A perennial source of contention between opinionated designers, the choices of delivery formats for text, imagery, video and beyond, have been well documented and debated, with Flash emerging as one of the crowd's favorites — as evidenced in the widespread deployment of Adobe's technology, especially in the fields of rich-media advertising and video streaming.
But that's the crux of the problem: it's "Adobe's technology" — and as with any other proprietary technology offering, its interaction with other technologies depends on the vagaries of licensing minutiae as much as it does on any infrastructure limitations — hence the growing popularity of standards-based open source software.
And that popularity increased again with Apple's release of the iPad, which disappointed many critical observers with its lack of Flash support — renewing the format controversy once again. The company's popular iPhone also lacks support for Flash, leaving "blue Lego blocks" to indicate missing content that was not displayed — but this was widely expected to be addressed with the iPad.

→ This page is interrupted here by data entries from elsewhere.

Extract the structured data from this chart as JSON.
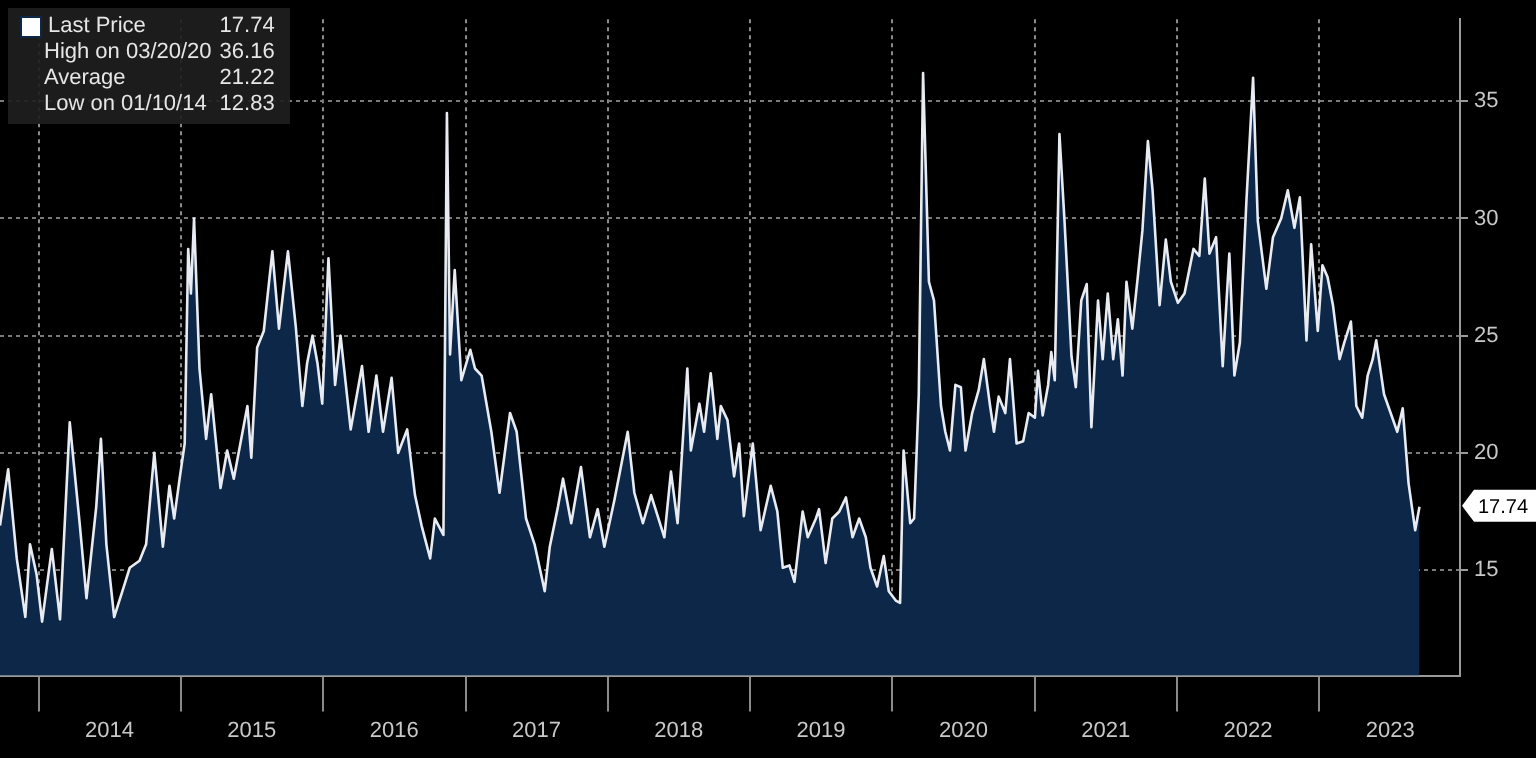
{
  "chart_data": {
    "type": "area",
    "xlim": [
      "2013-09-24",
      "2023-12-28"
    ],
    "xticks": [
      {
        "value": "2014-01-01",
        "label": null
      },
      {
        "value": "2014-07-02",
        "label": "2014"
      },
      {
        "value": "2015-01-01",
        "label": null
      },
      {
        "value": "2015-07-02",
        "label": "2015"
      },
      {
        "value": "2016-01-01",
        "label": null
      },
      {
        "value": "2016-07-02",
        "label": "2016"
      },
      {
        "value": "2017-01-01",
        "label": null
      },
      {
        "value": "2017-07-02",
        "label": "2017"
      },
      {
        "value": "2018-01-01",
        "label": null
      },
      {
        "value": "2018-07-02",
        "label": "2018"
      },
      {
        "value": "2019-01-01",
        "label": null
      },
      {
        "value": "2019-07-02",
        "label": "2019"
      },
      {
        "value": "2020-01-01",
        "label": null
      },
      {
        "value": "2020-07-02",
        "label": "2020"
      },
      {
        "value": "2021-01-01",
        "label": null
      },
      {
        "value": "2021-07-02",
        "label": "2021"
      },
      {
        "value": "2022-01-01",
        "label": null
      },
      {
        "value": "2022-07-02",
        "label": "2022"
      },
      {
        "value": "2023-01-01",
        "label": null
      },
      {
        "value": "2023-07-02",
        "label": "2023"
      }
    ],
    "ylim": [
      10.5,
      38.5
    ],
    "yticks": [
      15,
      20,
      25,
      30,
      35
    ],
    "grid": true,
    "legend": "top left",
    "annotations": [
      {
        "text": "17.74",
        "x": "2023-09-15",
        "y": 17.74
      },
      "High on 03/20/20",
      "36.16",
      "Average",
      "21.22",
      "Low on 01/10/14",
      "12.83"
    ],
    "series": [
      {
        "name": "Last Price",
        "color": "#0c2747",
        "x": [
          "2013-09-24",
          "2013-10-15",
          "2013-11-06",
          "2013-11-28",
          "2013-12-10",
          "2013-12-27",
          "2014-01-10",
          "2014-02-04",
          "2014-02-25",
          "2014-03-22",
          "2014-04-17",
          "2014-05-04",
          "2014-05-29",
          "2014-06-10",
          "2014-06-24",
          "2014-07-14",
          "2014-08-06",
          "2014-08-23",
          "2014-09-17",
          "2014-10-04",
          "2014-10-25",
          "2014-11-16",
          "2014-12-03",
          "2014-12-15",
          "2014-12-29",
          "2015-01-11",
          "2015-01-20",
          "2015-01-27",
          "2015-02-04",
          "2015-02-18",
          "2015-03-07",
          "2015-03-20",
          "2015-04-13",
          "2015-04-30",
          "2015-05-17",
          "2015-06-04",
          "2015-06-21",
          "2015-07-01",
          "2015-07-16",
          "2015-08-02",
          "2015-08-24",
          "2015-09-10",
          "2015-10-03",
          "2015-10-23",
          "2015-11-09",
          "2015-11-21",
          "2015-12-05",
          "2015-12-18",
          "2015-12-30",
          "2016-01-15",
          "2016-02-01",
          "2016-02-15",
          "2016-03-12",
          "2016-04-10",
          "2016-04-27",
          "2016-05-17",
          "2016-06-03",
          "2016-06-25",
          "2016-07-12",
          "2016-08-04",
          "2016-08-24",
          "2016-09-10",
          "2016-10-02",
          "2016-10-14",
          "2016-11-05",
          "2016-11-14",
          "2016-11-22",
          "2016-12-04",
          "2016-12-21",
          "2017-01-13",
          "2017-01-25",
          "2017-02-11",
          "2017-03-08",
          "2017-03-29",
          "2017-04-25",
          "2017-05-12",
          "2017-06-05",
          "2017-06-27",
          "2017-07-23",
          "2017-08-05",
          "2017-08-26",
          "2017-09-08",
          "2017-09-29",
          "2017-10-24",
          "2017-11-16",
          "2017-12-06",
          "2017-12-23",
          "2018-01-18",
          "2018-02-21",
          "2018-03-10",
          "2018-04-01",
          "2018-04-22",
          "2018-05-26",
          "2018-06-12",
          "2018-06-29",
          "2018-07-24",
          "2018-08-02",
          "2018-08-24",
          "2018-09-05",
          "2018-09-22",
          "2018-10-09",
          "2018-10-18",
          "2018-11-04",
          "2018-11-21",
          "2018-12-04",
          "2018-12-16",
          "2019-01-08",
          "2019-01-28",
          "2019-02-23",
          "2019-03-12",
          "2019-03-26",
          "2019-04-12",
          "2019-04-25",
          "2019-05-16",
          "2019-05-29",
          "2019-06-19",
          "2019-06-27",
          "2019-07-14",
          "2019-07-31",
          "2019-08-18",
          "2019-09-04",
          "2019-09-21",
          "2019-10-08",
          "2019-10-25",
          "2019-11-06",
          "2019-11-23",
          "2019-12-10",
          "2019-12-23",
          "2020-01-10",
          "2020-01-21",
          "2020-01-30",
          "2020-02-16",
          "2020-02-26",
          "2020-03-09",
          "2020-03-20",
          "2020-04-04",
          "2020-04-17",
          "2020-05-05",
          "2020-05-16",
          "2020-05-28",
          "2020-06-11",
          "2020-06-25",
          "2020-07-07",
          "2020-07-24",
          "2020-08-10",
          "2020-08-23",
          "2020-09-08",
          "2020-09-18",
          "2020-09-30",
          "2020-10-17",
          "2020-10-29",
          "2020-11-15",
          "2020-12-02",
          "2020-12-16",
          "2021-01-01",
          "2021-01-09",
          "2021-01-21",
          "2021-02-04",
          "2021-02-12",
          "2021-02-21",
          "2021-03-05",
          "2021-03-18",
          "2021-04-05",
          "2021-04-16",
          "2021-04-30",
          "2021-05-14",
          "2021-05-26",
          "2021-06-12",
          "2021-06-24",
          "2021-07-07",
          "2021-07-21",
          "2021-08-02",
          "2021-08-14",
          "2021-08-24",
          "2021-09-08",
          "2021-09-22",
          "2021-10-04",
          "2021-10-18",
          "2021-10-30",
          "2021-11-17",
          "2021-12-03",
          "2021-12-16",
          "2022-01-03",
          "2022-01-20",
          "2022-02-12",
          "2022-02-27",
          "2022-03-13",
          "2022-03-25",
          "2022-04-11",
          "2022-04-28",
          "2022-05-15",
          "2022-05-28",
          "2022-06-11",
          "2022-06-28",
          "2022-07-15",
          "2022-07-27",
          "2022-08-18",
          "2022-09-04",
          "2022-09-25",
          "2022-10-12",
          "2022-10-29",
          "2022-11-12",
          "2022-11-29",
          "2022-12-11",
          "2022-12-28",
          "2023-01-09",
          "2023-01-22",
          "2023-02-05",
          "2023-02-22",
          "2023-03-06",
          "2023-03-23",
          "2023-04-06",
          "2023-04-21",
          "2023-05-05",
          "2023-05-18",
          "2023-05-27",
          "2023-06-16",
          "2023-07-03",
          "2023-07-20",
          "2023-08-03",
          "2023-08-18",
          "2023-09-04",
          "2023-09-15"
        ],
        "values": [
          16.9,
          19.3,
          15.5,
          13.0,
          16.1,
          14.8,
          12.8,
          15.9,
          12.9,
          21.3,
          16.9,
          13.8,
          17.7,
          20.6,
          16.1,
          13.0,
          14.2,
          15.1,
          15.4,
          16.1,
          20.0,
          16.0,
          18.6,
          17.2,
          18.9,
          20.4,
          28.7,
          26.8,
          30.0,
          23.6,
          20.6,
          22.5,
          18.5,
          20.1,
          18.9,
          20.5,
          22.0,
          19.8,
          24.5,
          25.2,
          28.6,
          25.3,
          28.6,
          25.4,
          22.0,
          23.8,
          25.0,
          23.8,
          22.1,
          28.3,
          22.9,
          25.0,
          21.0,
          23.7,
          20.9,
          23.3,
          20.9,
          23.2,
          20.0,
          21.0,
          18.2,
          16.9,
          15.5,
          17.2,
          16.5,
          34.5,
          24.2,
          27.8,
          23.1,
          24.4,
          23.6,
          23.3,
          20.9,
          18.3,
          21.7,
          20.9,
          17.2,
          16.1,
          14.1,
          16.0,
          17.7,
          18.9,
          17.0,
          19.4,
          16.4,
          17.6,
          16.0,
          18.0,
          20.9,
          18.3,
          17.0,
          18.2,
          16.4,
          19.2,
          17.0,
          23.6,
          20.1,
          22.1,
          20.9,
          23.4,
          20.6,
          22.0,
          21.4,
          19.0,
          20.4,
          17.3,
          20.4,
          16.7,
          18.6,
          17.5,
          15.1,
          15.2,
          14.5,
          17.5,
          16.4,
          17.2,
          17.6,
          15.3,
          17.2,
          17.5,
          18.1,
          16.4,
          17.2,
          16.4,
          15.1,
          14.3,
          15.6,
          14.1,
          13.7,
          13.6,
          20.1,
          17.0,
          17.2,
          22.5,
          36.2,
          27.3,
          26.5,
          22.0,
          20.9,
          20.1,
          22.9,
          22.8,
          20.1,
          21.7,
          22.7,
          24.0,
          22.0,
          20.9,
          22.4,
          21.7,
          24.0,
          20.4,
          20.5,
          21.7,
          21.5,
          23.5,
          21.6,
          22.9,
          24.3,
          23.1,
          33.6,
          29.9,
          24.1,
          22.8,
          26.5,
          27.2,
          21.1,
          26.5,
          24.0,
          26.8,
          24.0,
          25.7,
          23.3,
          27.3,
          25.3,
          27.5,
          29.5,
          33.3,
          31.2,
          26.3,
          29.1,
          27.3,
          26.4,
          26.8,
          28.7,
          28.4,
          31.7,
          28.5,
          29.2,
          23.7,
          28.5,
          23.3,
          24.7,
          30.8,
          36.0,
          29.9,
          27.0,
          29.2,
          30.0,
          31.2,
          29.6,
          30.9,
          24.8,
          28.9,
          25.2,
          28.0,
          27.5,
          26.3,
          24.0,
          24.7,
          25.6,
          22.0,
          21.5,
          23.3,
          24.0,
          24.8,
          22.5,
          21.7,
          20.9,
          21.9,
          18.7,
          16.7,
          17.7
        ]
      }
    ]
  }
}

"Flash in the browser provides a competitive advantage to these devices because it will enable their customers to browse the whole web," Adobe Chief Technology Officer Kevin Lynch blogged. "We are ready to enable Flash in the browser on these devices if and when Apple chooses to allow that for its users, but to date we have not had the required cooperation from Apple to make this happen."
Enter into this equation the latest version of HTML, the language which is used to create most web pages, and which provides much of the functionality of Flash, but without licensing restrictions which would prevent the display of its "web standard" content types.
HTML 5 offers integrated audio and video support, along with increased interactive and display functionality, among other game-changing features and presents an obvious route to open source security — but Flash will hold sway, at least until the next generation of web properties evolves, say some experts.
"The Web (including video, games, animation) is too vital a platform for business, communication, and society to be in the hands of any single vendor," Opera Software's Bruce Lawson said. "But it'll be a while; there is a huge body of existing content that uses Flash."
Existing content isn't the only issue, however, and neither is licensing or the lack of Flash on the iPhone and iPad — there is also the current immaturity of HTML 5 and the lack of cooperation and advancement at times of even its most vocal proponents in getting the standard fully developed and ratified. There are also other contenders such as Microsoft with its advanced Silverlight platform muddying up the waters.
Adobe, for its part, views the Internet as large enough for both Flash and other display technologies to co-exist.
"Longer term, some point to HTML as eventually supplanting the need for Flash, particularly with the more recent developments coming in HTML with version 5," Lynch concluded. "I don't see this as one replacing the other, certainly not today nor even in the foreseeable future."
XBIZ recently reported on the controversy surrounding a "BangBros." screenshot posted to Adobe's official Flash blog as an example of the "crippled web" experience that users without Flash will be subjected to.